A list of available alias strings is shown below.

%WM_USER_ID%

Local user ID for remote directory creation

%WM_SOLVER%

Type of solver

%WM_INPUT%

Input file name

%WM_PREFIX%

Input file name minus extension

%WM_EXT%

Input file name extension

%% WM_NUM_PROC

Number of CPU (MPI) parallel number

%WM_NUM_THREAD%

Thread side by side

%WM_NUM_PARALLEL%

Product of% WM_NUM_PROC% and% WM_NUM_THREAD%

7.6. Remote job configuration file

Profile settings are saved in UserPref\winmos_profile.ini in Winmostar installation folder. When reading, in order to maintain compatibility with old versions of V8 or earlier, it is read in the following order of priority.

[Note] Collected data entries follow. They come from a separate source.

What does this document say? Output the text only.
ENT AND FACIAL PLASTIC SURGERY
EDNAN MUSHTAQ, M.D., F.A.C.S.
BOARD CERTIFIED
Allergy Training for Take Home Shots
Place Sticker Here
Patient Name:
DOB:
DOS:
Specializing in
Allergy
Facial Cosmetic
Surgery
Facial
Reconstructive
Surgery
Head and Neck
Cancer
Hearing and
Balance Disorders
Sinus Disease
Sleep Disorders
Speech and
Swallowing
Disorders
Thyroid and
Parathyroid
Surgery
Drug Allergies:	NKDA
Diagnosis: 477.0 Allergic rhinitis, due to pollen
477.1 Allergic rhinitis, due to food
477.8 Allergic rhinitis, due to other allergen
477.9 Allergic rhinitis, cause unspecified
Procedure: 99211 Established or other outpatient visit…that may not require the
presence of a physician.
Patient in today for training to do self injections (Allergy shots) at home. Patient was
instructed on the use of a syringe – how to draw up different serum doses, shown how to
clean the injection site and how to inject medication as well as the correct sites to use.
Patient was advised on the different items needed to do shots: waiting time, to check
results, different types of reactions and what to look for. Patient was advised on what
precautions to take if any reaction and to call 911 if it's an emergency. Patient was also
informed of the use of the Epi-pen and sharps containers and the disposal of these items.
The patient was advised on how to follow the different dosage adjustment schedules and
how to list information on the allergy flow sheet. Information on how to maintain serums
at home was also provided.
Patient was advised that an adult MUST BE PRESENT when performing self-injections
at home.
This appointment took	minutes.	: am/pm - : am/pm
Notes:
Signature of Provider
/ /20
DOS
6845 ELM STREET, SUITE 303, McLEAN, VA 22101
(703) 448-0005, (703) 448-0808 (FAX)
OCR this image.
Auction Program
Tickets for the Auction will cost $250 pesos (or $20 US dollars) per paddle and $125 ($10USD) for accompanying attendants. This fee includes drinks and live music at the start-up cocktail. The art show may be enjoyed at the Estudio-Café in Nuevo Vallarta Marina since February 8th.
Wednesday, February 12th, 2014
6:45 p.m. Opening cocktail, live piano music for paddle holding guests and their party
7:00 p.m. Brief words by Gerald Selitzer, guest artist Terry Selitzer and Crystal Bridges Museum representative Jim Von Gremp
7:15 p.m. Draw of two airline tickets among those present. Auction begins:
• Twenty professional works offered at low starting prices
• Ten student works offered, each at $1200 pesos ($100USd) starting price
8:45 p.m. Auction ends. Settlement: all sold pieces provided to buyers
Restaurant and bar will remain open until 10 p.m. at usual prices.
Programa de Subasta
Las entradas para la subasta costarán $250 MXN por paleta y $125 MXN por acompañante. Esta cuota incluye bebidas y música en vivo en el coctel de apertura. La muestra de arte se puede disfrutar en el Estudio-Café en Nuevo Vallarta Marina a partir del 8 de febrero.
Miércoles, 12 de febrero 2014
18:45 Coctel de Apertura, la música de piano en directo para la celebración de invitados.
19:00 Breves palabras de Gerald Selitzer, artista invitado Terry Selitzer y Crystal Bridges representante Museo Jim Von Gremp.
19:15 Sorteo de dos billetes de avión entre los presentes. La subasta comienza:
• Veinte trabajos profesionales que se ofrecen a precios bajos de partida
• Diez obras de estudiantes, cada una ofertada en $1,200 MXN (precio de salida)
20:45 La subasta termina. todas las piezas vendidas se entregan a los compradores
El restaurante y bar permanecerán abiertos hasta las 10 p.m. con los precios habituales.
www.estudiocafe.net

UserPref\winmos_profile.ini > UserPref\winmos_server.ini > wm_system\RemoteJobdefault_profile.ini

7.7. How to use Windows server

A Windows PC are available as a remote server. The following preparations are required to use it.

  • Install an OpenSSH server on the remote server so that clients can connect with SSH.

  • Install Winmostar on the remote server and always start Winmostar Job Manager.

Set as follows.

  • In the Profile edit window, select JM (Windows) for Queue.

  • Set Winmostar Path installed on the remote server to Winmostar Path.

  • Since the default shell script cannot be used, select Use Template to create a template file. The contents of the batch file that runs on Windows.

There are operational differences from other job schedulers as follows.

  • It also checks whether the job manager is running when the Test Connection button is pressed.

  • The information displayed by the List Jobs button is the same as Job Manager, from the left: number, status, priority, number of cores, job name, start date/time, end date/time, and batch file.

  • If you want to cancel the job with the Delete Job button, enter the job name.

7.8. How to connect via HTTP proxy

To connect to a remote server via SSH through an HTTP proxy server, follow the steps below.

  • Tools ‣ Cygwin to start Cygwin.

  • Enter the command as shown below. Where REMOTE_SERVER, PROXY_HOST_NAME, PROXY_PORT, and USER_NAME should be replaced by the remote server name, proxy server name, proxy port number, and user name, respectively.

ssh -L1234:REMOTE_SERVER:22 -o “ProxyCommand connect-proxy -H PROXY_HOST_NAME:PROXY_PORT %h %p” USER_NAME@REMOTE_SERVER

  • With the above connection, set Host Name to localhost and Port to 1234 in the Edit Profile screen.